To train on a single machine run the following code block in your linux machine:
direct train <experiment_directory> --num-gpus <number_of_gpus> --cfg <path_or_url_to_yaml_file> \
[--training-root <training_data_root> --validation-root <validation_data_root>] [--other-flags]
To train on multiple machines run the following code (one command on each machine):
(machine0)$ direct train <experiment_directory> --num-gpus <number_of_gpus> --cfg <path_or_url_to_yaml_file> \
--machine-rank 0 --num-machines 2 --dist-url <URL> \
[--training-root <training_data_root> --validation-root <validation_data_root>] [--other-flags]
(machine1)$ direct train <experiment_directory> --num-gpus <number_of_gpus> --cfg <path_or_url_to_yaml_file> \
--machine-rank 1 --num-machines 2 --dist-url <URL> \
[--training-root <training_data_root> --validation-root <validation_data_root>] [--other-flags]
The above command will start the training and will create an experiment directory in <experiment_directory>/base_<experiment_name>
.
If you are performing an experiment on a CPU (not recommended) replace --num-gpus <number_of_gpus>
with --device 'cpu:0'
.
In <experiment_directory>/base_<experiment_name>
there will be stored the logs of the experiment, model checkpoints
(e.g model_<checkpoint_number>.pt
), training and validation metrics, and a config.yaml
file which includes all
the configuration parameters of the experiment (as stated in the yaml
file <path_or_url_to_yaml_file>
).
Some Datasets
(e.g. the FastMRI or Calgary-Campinas datasets) require to download the respective the training and validation data.
Assuming that the data are stored in training_data_root and validation_data_root, you can use the --training-root
and
--validation-root
flags to pass these arguments to the command line too.

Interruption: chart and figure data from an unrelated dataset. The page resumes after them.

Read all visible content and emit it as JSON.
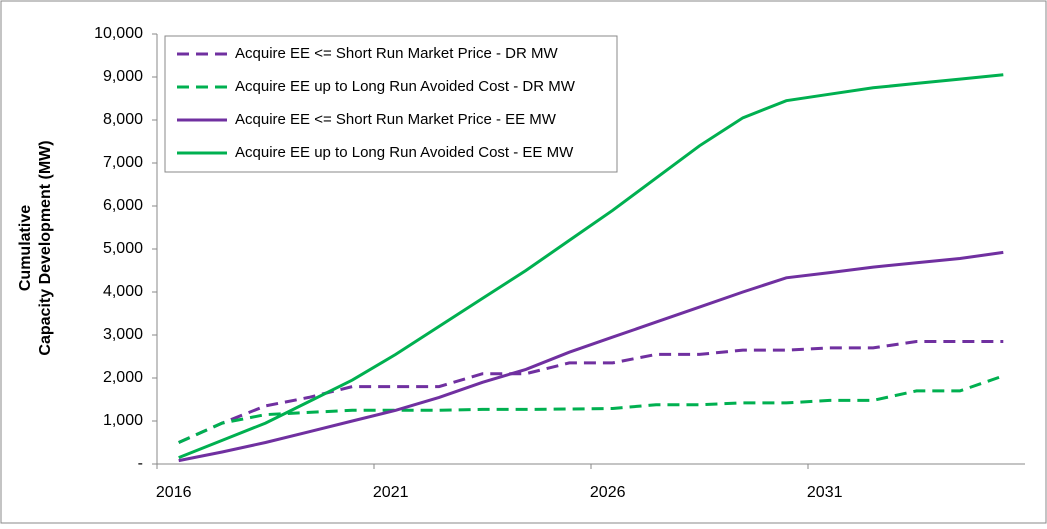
{
  "chart_data": {
    "type": "line",
    "ylabel": [
      "Cumulative",
      "Capacity Development (MW)"
    ],
    "x": [
      2016,
      2017,
      2018,
      2019,
      2020,
      2021,
      2022,
      2023,
      2024,
      2025,
      2026,
      2027,
      2028,
      2029,
      2030,
      2031,
      2032,
      2033,
      2034,
      2035
    ],
    "xlim": [
      2015.5,
      2035.5
    ],
    "xticks": [
      2016,
      2021,
      2026,
      2031
    ],
    "ylim": [
      0,
      10000
    ],
    "yticks": [
      {
        "value": 0,
        "label": "-"
      },
      {
        "value": 1000,
        "label": "1,000"
      },
      {
        "value": 2000,
        "label": "2,000"
      },
      {
        "value": 3000,
        "label": "3,000"
      },
      {
        "value": 4000,
        "label": "4,000"
      },
      {
        "value": 5000,
        "label": "5,000"
      },
      {
        "value": 6000,
        "label": "6,000"
      },
      {
        "value": 7000,
        "label": "7,000"
      },
      {
        "value": 8000,
        "label": "8,000"
      },
      {
        "value": 9000,
        "label": "9,000"
      },
      {
        "value": 10000,
        "label": "10,000"
      }
    ],
    "legend": "upper left",
    "series": [
      {
        "name": "Acquire EE <= Short Run Market Price - DR MW",
        "color": "#7030a0",
        "dash": true,
        "values": [
          500,
          950,
          1350,
          1550,
          1800,
          1800,
          1800,
          2100,
          2100,
          2350,
          2350,
          2550,
          2550,
          2650,
          2650,
          2700,
          2700,
          2850,
          2850,
          2850
        ]
      },
      {
        "name": "Acquire EE up to Long Run Avoided Cost - DR MW",
        "color": "#00b050",
        "dash": true,
        "values": [
          500,
          950,
          1150,
          1200,
          1250,
          1250,
          1250,
          1270,
          1270,
          1280,
          1290,
          1380,
          1380,
          1420,
          1420,
          1480,
          1480,
          1700,
          1700,
          2050
        ]
      },
      {
        "name": "Acquire EE <= Short Run Market Price - EE MW",
        "color": "#7030a0",
        "dash": false,
        "values": [
          80,
          280,
          500,
          750,
          1000,
          1250,
          1550,
          1900,
          2200,
          2600,
          2950,
          3300,
          3650,
          4000,
          4330,
          4450,
          4580,
          4680,
          4780,
          4920
        ]
      },
      {
        "name": "Acquire EE up to Long Run Avoided Cost - EE MW",
        "color": "#00b050",
        "dash": false,
        "values": [
          150,
          550,
          950,
          1450,
          1950,
          2550,
          3200,
          3850,
          4500,
          5200,
          5900,
          6650,
          7400,
          8050,
          8450,
          8600,
          8750,
          8850,
          8950,
          9050
        ]
      }
    ]
  }
}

For instance:
direct train <experiment_directory> --training-root <training_data_root> --validation-root <validation_data_root> \
--num-gpus <number_of_gpus> --cfg <path_or_url_to_yaml_file> [--other-flags]
Training model configurations can be found in the projects
folder.
During training, training loss, validation metrics and validation image predictions are logged. Additionally, Tensorboard allows for visualization of the above.